– Да как сказать, – неопределенно махнул рукой Лукоян. – В наших краях понастроили немало церквей. А еще новокрещенным чувашам обещали какие-то облегчения…
Возможно, разговор продолжился бы и дальше, но тут к солдатам подошел другой фельдфебель, их непосредственный командир.
– Эй, инородцы, вы что тут разболтались! – прикрикнул он на них по-русски, добавив еще несколько непереводимых на чувашский язык слов. – Забыли, что кашу без огня не сваришь? Или ждете, когда оголодавшие солдаты побьют вас? – Затем обратился к Сентиеру: – Прости, земеля, но нам надобно работать. Позже, когда ребята освободятся, наговоритесь вволю.
Сентиер на следующий день снова встретился с земляками. И теперь они, точно, наговорились вдоволь. К тому же Лукоян с Михаилом пригласили на встречу еще несколько чувашских солдат. Все они обещались быть вместе, держаться друг за друга крепко, если получится вернуться с войны, продолжить близкие отношения и на родине.
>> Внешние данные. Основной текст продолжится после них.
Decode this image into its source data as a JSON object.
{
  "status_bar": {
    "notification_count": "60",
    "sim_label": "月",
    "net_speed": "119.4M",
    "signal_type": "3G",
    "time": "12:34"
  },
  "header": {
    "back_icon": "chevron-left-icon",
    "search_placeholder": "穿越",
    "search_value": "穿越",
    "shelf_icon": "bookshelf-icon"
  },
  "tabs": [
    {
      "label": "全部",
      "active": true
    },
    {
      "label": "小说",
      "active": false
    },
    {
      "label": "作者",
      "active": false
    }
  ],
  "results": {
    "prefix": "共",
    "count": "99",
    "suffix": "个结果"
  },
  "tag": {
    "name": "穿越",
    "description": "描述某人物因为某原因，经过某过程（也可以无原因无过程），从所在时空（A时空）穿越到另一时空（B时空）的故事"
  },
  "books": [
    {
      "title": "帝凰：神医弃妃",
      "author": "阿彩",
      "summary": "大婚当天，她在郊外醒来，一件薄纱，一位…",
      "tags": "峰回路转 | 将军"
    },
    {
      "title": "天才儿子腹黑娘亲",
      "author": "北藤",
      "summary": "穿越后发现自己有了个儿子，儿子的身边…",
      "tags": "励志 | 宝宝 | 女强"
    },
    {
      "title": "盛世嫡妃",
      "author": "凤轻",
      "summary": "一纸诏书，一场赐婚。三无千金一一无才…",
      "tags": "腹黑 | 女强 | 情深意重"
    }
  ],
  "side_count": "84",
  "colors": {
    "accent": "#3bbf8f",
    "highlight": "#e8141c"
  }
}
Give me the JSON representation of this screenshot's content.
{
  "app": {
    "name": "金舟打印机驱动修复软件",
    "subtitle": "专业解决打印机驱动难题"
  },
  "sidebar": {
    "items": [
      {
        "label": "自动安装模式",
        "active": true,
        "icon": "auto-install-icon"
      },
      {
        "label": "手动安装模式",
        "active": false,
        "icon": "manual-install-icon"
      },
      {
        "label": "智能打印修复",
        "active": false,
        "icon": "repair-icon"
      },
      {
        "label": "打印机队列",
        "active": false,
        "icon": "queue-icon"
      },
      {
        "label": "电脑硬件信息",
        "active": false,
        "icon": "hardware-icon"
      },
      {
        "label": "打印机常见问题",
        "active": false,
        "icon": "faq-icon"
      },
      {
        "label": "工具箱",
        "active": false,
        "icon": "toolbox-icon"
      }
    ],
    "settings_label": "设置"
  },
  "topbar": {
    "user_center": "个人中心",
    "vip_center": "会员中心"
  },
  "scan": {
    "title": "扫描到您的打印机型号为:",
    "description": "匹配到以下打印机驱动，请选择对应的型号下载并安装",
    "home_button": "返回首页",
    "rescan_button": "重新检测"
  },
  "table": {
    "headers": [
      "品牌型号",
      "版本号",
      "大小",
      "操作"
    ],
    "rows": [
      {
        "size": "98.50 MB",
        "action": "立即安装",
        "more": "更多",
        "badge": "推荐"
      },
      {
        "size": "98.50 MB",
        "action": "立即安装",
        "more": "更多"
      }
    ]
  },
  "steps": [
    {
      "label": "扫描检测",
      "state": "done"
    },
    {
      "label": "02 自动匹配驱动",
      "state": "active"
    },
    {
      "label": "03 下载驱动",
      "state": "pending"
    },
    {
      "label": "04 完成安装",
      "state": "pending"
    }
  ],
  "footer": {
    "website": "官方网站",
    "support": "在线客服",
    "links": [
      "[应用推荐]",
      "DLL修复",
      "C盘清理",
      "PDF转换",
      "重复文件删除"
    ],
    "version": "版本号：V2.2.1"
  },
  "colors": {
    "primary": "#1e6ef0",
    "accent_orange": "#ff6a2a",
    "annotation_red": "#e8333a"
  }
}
А война не просто расширялась, она становилась все напряженней и кровопролитней. Обе противоборствующие стороны начали чувствовать приближение зимы. Конечно, она здесь не как в северной или даже центральной России, не станет испытывать людей жгучими морозами. Только постоянные то снег, то дождь, соответственно сырой и промозглый воздух да слякоть могут быть даже хуже, чем крепкие морозы. Уже трудно стало передвигаться по местности и пешим, и верхом. К тому же в последних боях и русские, и турки с татарами потеряли много людей. Правда, до русских доходили слухи, что в Крыму сейчас не все ладно. Будто бы татары и ногайцы крепко перессорились между собой. Видимо, сказалось долгое отсутствие на полуострове хана. Там в то время заправлял делами Каплан-Гирей, при Крым-Гирее получивший титул нурэддина – третьего по значимости человека в государстве. Сам Крым-Гирей будто бы находился далеко от Бахчисарая. Говорили, что в одном из боев близ Дуная он был ранен и, не имея возможности передвигаться, лечился там чуть ли не подпольно. Позже распространились слухи, что он скончался. Как бы ни было, пока хан отсутствовал, между протурецкими татарами и прорусскими ногайцами начали возникать конфликт за конфликтом. К тому же на полуострове свирепствовала чума, которая, кстати, унесла жизнь второго после Крым-Гирея человека Девлет-Гирея. Вот и стал ханом Каплан… Как раз в день его возвращения с линии фронта, где он инспектировал свои войска, ногайцы, решившие уйти из Крыма, приближались к Перекопу.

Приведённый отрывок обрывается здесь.